As a singular issue, sure, there are examples out there. But how do you account for the tens of millions who "ramp up" and do so without a wrinkle.

After a sufferer secures a professional and takes an MMPI2 test, they meet with a psychiatrist and a cognitive guy and lay out a course of treatment.

The assumption people make is that a doctor gives them "a drug" and everything goes right from that moment on. Not true.

A clinical dosage that aids the sufferer might take six weeks of a period called "ramp up." As the drug begins to take hold, there might also be periods where it seems to have no effect, or even hasten events like anxiety.

Sometimes even after the six weeks of carefully monitored use, it turns out that the initial panel of drugs has failed. So the patient 'ramps up' on another drug--even several drugs working in conjunction.

During this period, tens of million of drug combinations and individual sufferers have been placed onto, and taken off, courses of treatment.

Of those millions, perhaps one guy committed an attack.

What is reported is this one guy, not the tens of millions that were saved--or did nothing but sleep.

To claim that the "use or cessation of meds" causes violence is simply junk science. It's not true, it's never been true, and no psychiatrist is going to let you get away with such a grievous falsehood.

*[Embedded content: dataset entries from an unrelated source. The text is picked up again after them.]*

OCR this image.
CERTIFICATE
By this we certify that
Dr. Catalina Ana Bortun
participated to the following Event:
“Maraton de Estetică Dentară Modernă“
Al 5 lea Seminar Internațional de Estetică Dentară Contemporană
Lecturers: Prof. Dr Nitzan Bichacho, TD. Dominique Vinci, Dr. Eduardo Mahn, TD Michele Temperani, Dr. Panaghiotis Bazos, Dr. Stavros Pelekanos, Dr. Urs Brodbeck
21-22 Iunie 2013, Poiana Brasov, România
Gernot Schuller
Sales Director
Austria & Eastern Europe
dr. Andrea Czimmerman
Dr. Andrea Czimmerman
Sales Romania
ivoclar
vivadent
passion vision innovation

More killers have imbibed mothers' milk than meds. If not, how do you explain all of those murders done by you sane people?
 
Yes, this killer and many others that weren't necessarily spree killers but who maybe only killed one or two people have their behaviors rooted in a series of factors. It is virtually impossible for their killing to be the result of one thing. In this regard, The Tourist is correct.

HOWEVER, and it is a big however, all those same factors present in another person may not result in the same behavior. It is very difficult to actually be able to know what factors are actually causative versus correlative versus contributing.

Not everyone who engages in self mutilation, tats, injured animals as a child, and is on meds turns out to be a killer. So can you say that these are causative factors? Not really.

Forensic psychologists may be able to figure out what factors that led to pushing the person over the proverbial edge, but none may actually be causative. The only causative aspect may be how the person in question deals with all of the factors influencing them and is compelled to act. In other words, causation may simply be a mental construct and nothing more. That is where things get scary.